I look at the oddly-coloured photograph.

Eyes that are supposed to be black had lightened to a reddish brown. A turquoise sweater had turned purple. I remember that pair of jeans. It was a light denim, but had somehow turned a reddish teal.

The photograph is at least 25 years old. Time and cheap chemistry has turned the memory of that day various shades of bloody.

I take it over to my study and tack it on the huge cork board above my rubber wood desk, this picture of me riding a pony with my hair tied back, beaming down at the photographer, very likely my mother, an avid hobby photographer. According to my father, everyone in the early 20s loved taking pictures because digital cameras had just been introduced, replacing ‘film’ cameras, whatever those were. But my mother, she was obsessed with photography.

I have many memories of Mother going everywhere with what she called her Digital Rebel, which was her first digital camera, a gift from dad.
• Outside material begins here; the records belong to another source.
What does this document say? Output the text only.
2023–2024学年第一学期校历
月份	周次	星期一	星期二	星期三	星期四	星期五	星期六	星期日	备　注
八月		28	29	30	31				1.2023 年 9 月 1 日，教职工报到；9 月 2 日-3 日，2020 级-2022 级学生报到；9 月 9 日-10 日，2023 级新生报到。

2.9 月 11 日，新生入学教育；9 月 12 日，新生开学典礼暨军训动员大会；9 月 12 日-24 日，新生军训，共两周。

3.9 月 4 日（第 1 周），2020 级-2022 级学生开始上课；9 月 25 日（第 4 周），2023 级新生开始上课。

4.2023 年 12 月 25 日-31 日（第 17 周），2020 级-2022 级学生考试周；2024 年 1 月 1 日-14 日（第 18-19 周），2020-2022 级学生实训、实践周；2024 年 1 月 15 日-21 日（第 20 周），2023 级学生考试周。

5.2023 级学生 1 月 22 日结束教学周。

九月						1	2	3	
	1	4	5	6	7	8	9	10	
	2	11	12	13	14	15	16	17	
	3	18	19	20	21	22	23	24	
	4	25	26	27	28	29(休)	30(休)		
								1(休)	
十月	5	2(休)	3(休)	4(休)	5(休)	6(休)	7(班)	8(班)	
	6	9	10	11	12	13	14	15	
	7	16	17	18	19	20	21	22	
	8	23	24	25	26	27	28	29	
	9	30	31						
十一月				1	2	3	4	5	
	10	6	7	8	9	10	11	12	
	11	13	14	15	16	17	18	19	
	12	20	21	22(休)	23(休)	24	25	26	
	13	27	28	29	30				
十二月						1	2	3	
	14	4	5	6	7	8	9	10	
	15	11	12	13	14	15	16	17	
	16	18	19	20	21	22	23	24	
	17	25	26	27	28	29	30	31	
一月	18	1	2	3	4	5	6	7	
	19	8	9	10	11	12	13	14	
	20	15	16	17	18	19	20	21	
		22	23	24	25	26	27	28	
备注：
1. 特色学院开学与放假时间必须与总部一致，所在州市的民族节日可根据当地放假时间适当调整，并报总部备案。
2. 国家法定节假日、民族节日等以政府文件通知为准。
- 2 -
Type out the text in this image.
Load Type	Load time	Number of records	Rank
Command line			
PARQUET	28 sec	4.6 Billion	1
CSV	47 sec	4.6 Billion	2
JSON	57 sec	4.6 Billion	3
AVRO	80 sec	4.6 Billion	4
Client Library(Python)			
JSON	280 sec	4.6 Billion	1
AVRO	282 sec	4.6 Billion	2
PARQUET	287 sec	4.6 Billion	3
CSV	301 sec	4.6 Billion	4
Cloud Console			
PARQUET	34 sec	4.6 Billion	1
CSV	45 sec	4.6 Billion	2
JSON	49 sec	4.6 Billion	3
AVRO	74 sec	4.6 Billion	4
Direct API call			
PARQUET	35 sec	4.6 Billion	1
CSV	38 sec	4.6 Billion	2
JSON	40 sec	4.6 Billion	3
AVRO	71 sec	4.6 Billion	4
We would be driving along some lonely road in the country and she’d suddenly screech to a halt, scramble out of the car and then spend half an hour snapping away at the scenery. Fiona, my younger sister, and I would sit in the car and watch her. Fiona, who was only two then, would cry when she took too long, and Mother would wait for her sobbing to escalate to an undeniable level before packing her tripod up and moving along. It never occurred to her that someone could come by and take us away or, God forbid, harm us. Mother could never resist a photo opportunity.

Mother’s pictures are all over our family home. While she was obsessed with taking them, it was dad who had them organized, backed up on the computer, printed, framed and hung. And that was how my sister and I knew that my father was a man who was very much in love, for he was, and still is, not an expressive man. Very few Chinese men are, even though he is modern as they come. He is mostly only affectionate to Fiona and me. For Mother, he created a shrine of her photography.

And this is irony: When Mom died, we’d needed a photograph of her for the wake, and there was none. Most were family portraits, and even those were mostly of dad and us, since she was always the photographer. I remember having to go through hard disk after hard disk of family photos, only to come up with three choices that we did not have to crop. One was when she was in her wedding dress, holding up a glass of bubbly. One was a side profile of her and a newly minted me, sitting by a window. And the third was a black and white side profile of Mother, face obscured by her camera, taking pictures of the skyline at Alki in Seattle. And then Dad told us that he remembered taking a proper picture of her, just to test out a new Nikon he’d bought for her about ten years ago, which was to his knowledge, the most recent shot of her. However, that picture was never found.

“Your Mother had a bad habit of deleting most of her own photos because she said I took bad pictures,” said Father, at once angry and sad.

The discoloured picture of five-year-old me on a pony was taken when we were living in Washington, at a farm that also doubled as a school. Fiona attended preschool there for a couple of years before we moved to England. A few years later, Mother found out she had liver cancer. I was twelve and Fiona was nine, when I saw dad and mom hugging in their bedroom. Mother was crying, her back facing the door. They both were, although dad did not shake nor make the painful sounds Mother did. His eyes were red and he simply stared at me for a while through the open door. And then he brought his finger up to his lips, and signaled for me to leave them alone, and had moved his lips slowly to say, “I love you.” I’d nodded, closed the door quietly and gone back to bed, wondering if it was something Fiona or I did.

Mother fought 18 years before she finally succumbed. And even in defeat, her body bore little evidence that she had ever been ill. The miracle of modern medicine and, I believe, contentment with her lot, which is a principle my mother believes is underrated, preserved her on the outside, while only postponing the inevitable on the inside. During the last year of her life, Mother was mostly at home, in bed. That year, she stopped taking pictures. When she died, so did everyone else in my family.

I go back to the box of Mother’s things. In it is Mother’s Canon Digital Rebel, another Nikon camera and the knick-knacks that, I assume, go on either of the cameras. Slowly, I assemble the Canon. Amazingly, the batteries still work. I lift it up and aim at my desk and the picture of me. Adjusting the angle, I click, and then look for the image to pop on the little screen. It still works. As though in disbelief, I stare at the camera.

“I am a Canon man,” my father’s voice breaks my reverie. He looks at me, a faint smile on his lips. It fails to hide the sorrow in his voice and his eyes. I smile at him, and return the camera to the box. He walks in and picks it up as though it is made of crystal.

“Always was,” he continues, looking at the camera and turning it every which way.

“This was state-of-the-art when it was made. But your mother decided after almost 20 years that a Nikon was the way to go,” he chuckles sadly and shakes his head.

“We had the biggest fight over it. In the end, as usual, she won. But she still used this old thing from time to time. It was her way of placating me.”

And without another word, my father returns the camera to the box and carries it out of the study.